Paul Tucker, the Bank of England's Deputy Governor for Financial Stability, said that the approach set out in the paper was designed to ensure that any sound parts of a failing institution would be able to continue trading.
"The 'too big to fail' problem simply must be cured," he said. "We believe it can be and that this joint paper provides evidence of the serious progress that is being made."
The report proposes a 'top-down' resolution strategy, with one regulatory authority deemed responsible for overseeing the winding up of the parent company of a globally active, systemically important financial institution (G-SIFIs). This would allow a coordinated cross-border approach in the event that a large bank fails, rather than having national bodies deal with the bank's individual subsidiaries in each country.
The strategy would see a single receivership applied to the parent company, with losses assigned to shareholders and unsecured creditors of the holding company ('holdco'), should US regulators be tasked with winding up the G-SIFI. Unaffected, 'sound' subsidiaries would then be transferred to a new, solvent operating company ('opco'). Should UK regulators take the lead, shareholders at the top of the group would 'bail in' the failed parent company under new powers at an EU and UK level in order to restore the whole group to solvency.
"Both the US and UK approaches ensure continuity of all critical services performed by the operating firm(s), thereby reducing risks to financial stability," the document said. "Both approaches ensure activities of the firm in the foreign jurisdictions in which it operates are unaffected, thereby minimising risks to cross-border implementation ... Sound subsidiaries (domestic and foreign) would be kept open and operating, thereby limiting contagion effects and crossborder complications."
Senior management found "culpable" in the event of a G-SIFI getting into financial difficulties would be "replaced" under both approaches, the paper said.
The paper also requires G-SIFIs to hold enough capital, or debt that can easily be converted into capital, at parent company level. This capital would be used to absorb any losses generated during the resolution process.
Banking law expert Tony Anderson of Pinsent Masons, the law firm behind Out-Law.com, questioned the introduction of a third set of banking resolution proposals. He pointed out that the measures proposed by the paper made recommendations for additional capital requirements that went beyond those proposed earlier this year by the EU, and by Sir John Vickers' Independent Commission on Banking (ICB) in the UK.

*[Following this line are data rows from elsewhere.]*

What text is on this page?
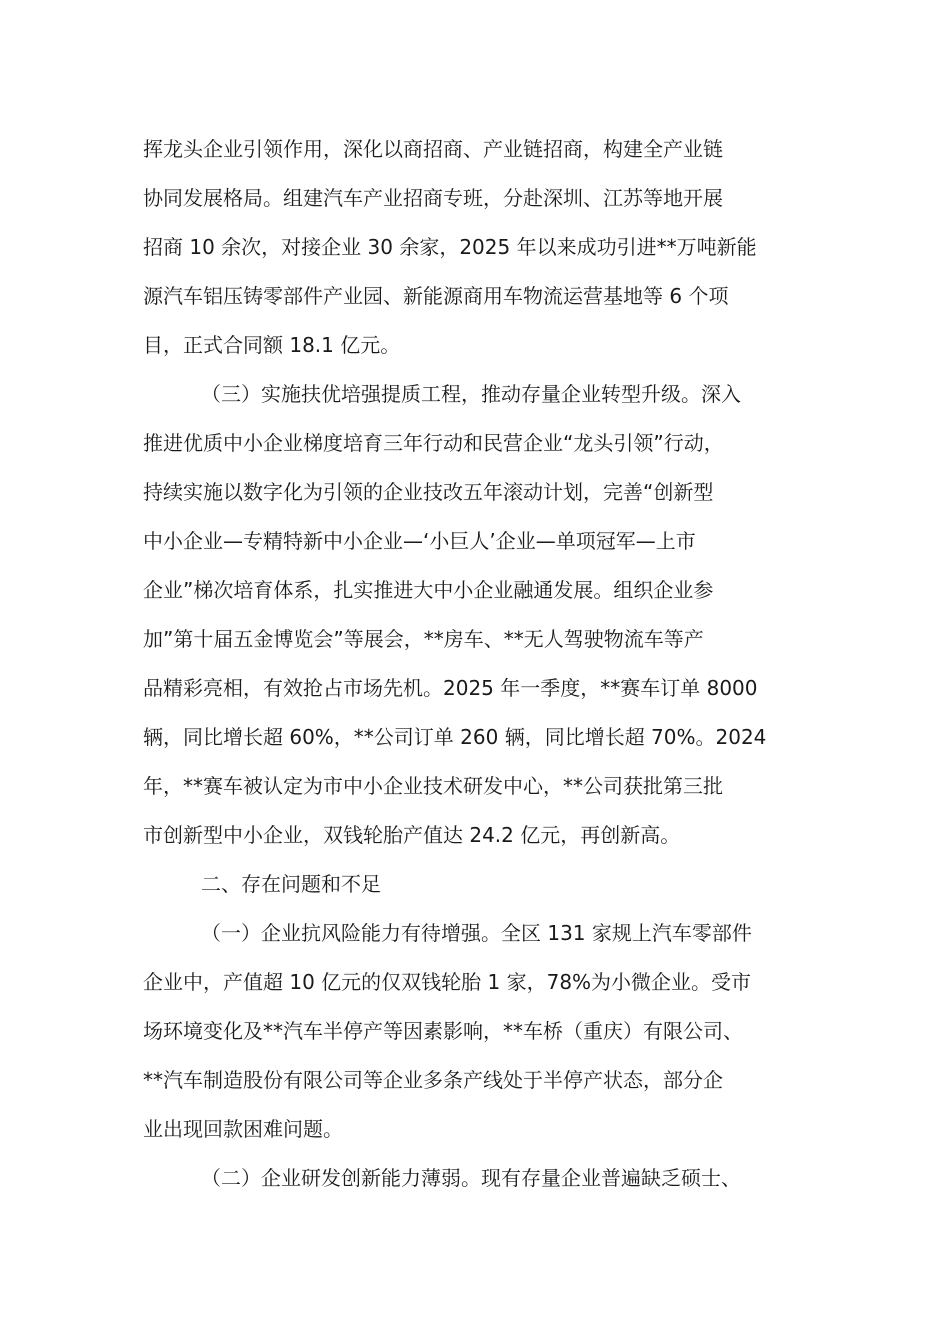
挥龙头企业引领作用，深化以商招商、产业链招商，构建全产业链
协同发展格局。组建汽车产业招商专班，分赴深圳、江苏等地开展
招商 10 余次，对接企业 30 余家，2025 年以来成功引进**万吨新能
源汽车铝压铸零部件产业园、新能源商用车物流运营基地等 6 个项
目，正式合同额 18.1 亿元。
（三）实施扶优培强提质工程，推动存量企业转型升级。深入
推进优质中小企业梯度培育三年行动和民营企业“龙头引领”行动，
持续实施以数字化为引领的企业技改五年滚动计划，完善“创新型
中小企业—专精特新中小企业—‘小巨人’企业—单项冠军—上市
企业”梯次培育体系，扎实推进大中小企业融通发展。组织企业参
加”第十届五金博览会”等展会，**房车、**无人驾驶物流车等产
品精彩亮相，有效抢占市场先机。2025 年一季度，**赛车订单 8000
辆，同比增长超 60%，**公司订单 260 辆，同比增长超 70%。2024
年，**赛车被认定为市中小企业技术研发中心，**公司获批第三批
市创新型中小企业，双钱轮胎产值达 24.2 亿元，再创新高。
二、存在问题和不足
（一）企业抗风险能力有待增强。全区 131 家规上汽车零部件
企业中，产值超 10 亿元的仅双钱轮胎 1 家，78%为小微企业。受市
场环境变化及**汽车半停产等因素影响，**车桥（重庆）有限公司、
**汽车制造股份有限公司等企业多条产线处于半停产状态，部分企
业出现回款困难问题。
（二）企业研发创新能力薄弱。现有存量企业普遍缺乏硕士、
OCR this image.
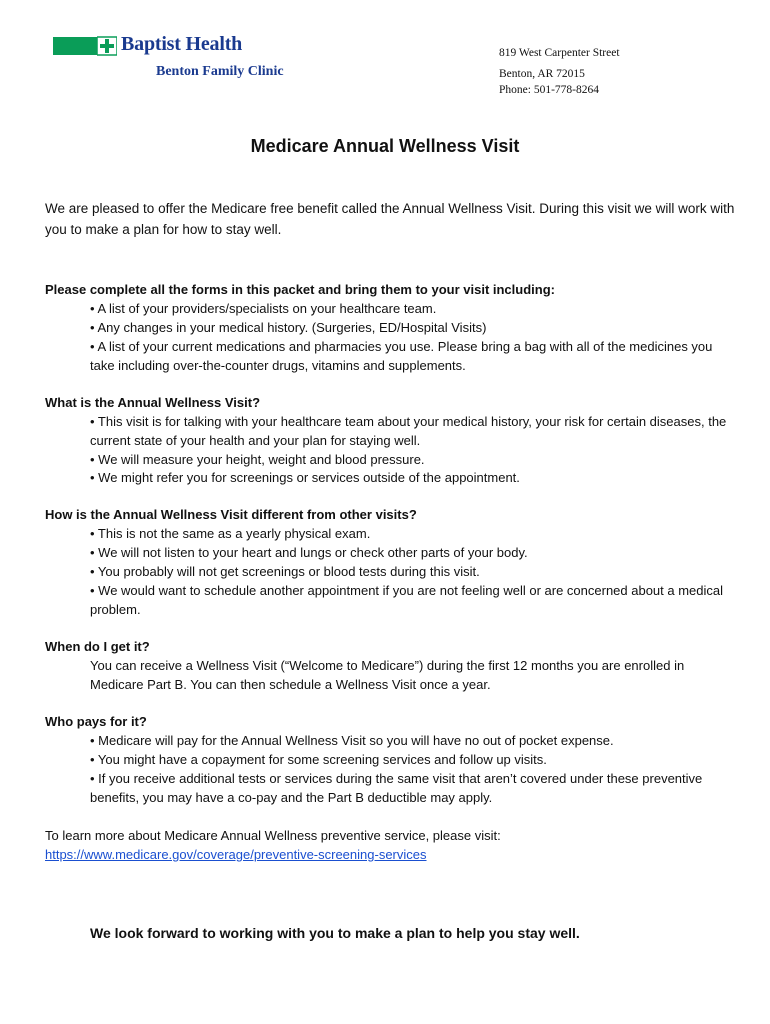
Baptist Health
Benton Family Clinic
819 West Carpenter Street
Benton, AR 72015
Phone: 501-778-8264
Medicare Annual Wellness Visit
We are pleased to offer the Medicare free benefit called the Annual Wellness Visit. During this visit we will work with you to make a plan for how to stay well.
Please complete all the forms in this packet and bring them to your visit including:
• A list of your providers/specialists on your healthcare team.
• Any changes in your medical history. (Surgeries, ED/Hospital Visits)
• A list of your current medications and pharmacies you use. Please bring a bag with all of the medicines you take including over-the-counter drugs, vitamins and supplements.
What is the Annual Wellness Visit?
• This visit is for talking with your healthcare team about your medical history, your risk for certain diseases, the current state of your health and your plan for staying well.
• We will measure your height, weight and blood pressure.
• We might refer you for screenings or services outside of the appointment.
How is the Annual Wellness Visit different from other visits?
• This is not the same as a yearly physical exam.
• We will not listen to your heart and lungs or check other parts of your body.
• You probably will not get screenings or blood tests during this visit.
• We would want to schedule another appointment if you are not feeling well or are concerned about a medical problem.
When do I get it?
You can receive a Wellness Visit (“Welcome to Medicare”) during the first 12 months you are enrolled in Medicare Part B. You can then schedule a Wellness Visit once a year.
Who pays for it?
• Medicare will pay for the Annual Wellness Visit so you will have no out of pocket expense.
• You might have a copayment for some screening services and follow up visits.
• If you receive additional tests or services during the same visit that aren’t covered under these preventive benefits, you may have a co-pay and the Part B deductible may apply.
To learn more about Medicare Annual Wellness preventive service, please visit:
https://www.medicare.gov/coverage/preventive-screening-services
We look forward to working with you to make a plan to help you stay well.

"Whilst it is positive to see a form of consensus between UK and US regulators, it is still evidence that the amount of capital banks will need to absorb potential losses remains very much an open question," Anderson said.
"The 'top down' measures foreshadowed would require further internal changes to accommodate additional capital and resolution measures at 'holdco' and 'opco' levels within banks. These aren't currently envisaged under either the Vickers (UK) or Liikanen (EU) bank reform proposals," he said.
Published in October, the Liikanen Report proposed that European banks be restructured so that high-risk trading activities are provided by a different entity to that providing retail banking activities. The proposals reflect those currently being taken forward in the UK as a result of the recommendations of the ICB, and the 'Volcker Rule' under the Dodd-Frank Act in the US.
Under the Dodd-Frank Act, G-SIFIs are required to periodically submit resolution plans setting out rapid and orderly resolution procedures to the FDIC and Federal Reserve. The same Act allows the FDIC to wind up these institutions in the event of failure. In the UK, the Banking Act gives the Bank of England similar powers over deposit-taking banks and building societies; however the UK regime does not provide a "wholly effective solution" in the event of the failure of an international bank.
The EU RRD as drafted will introduce a statutory bail-in resolution tool, giving national regulators in EU member states the power to 'write down' or convert the liabilities of a failing firm into equity. The Financial Services Bill, which is currently before Parliament, will extend the provisions of the existing Banking Act to cover non deposit-taking financial firms such as investment banks and clearing houses.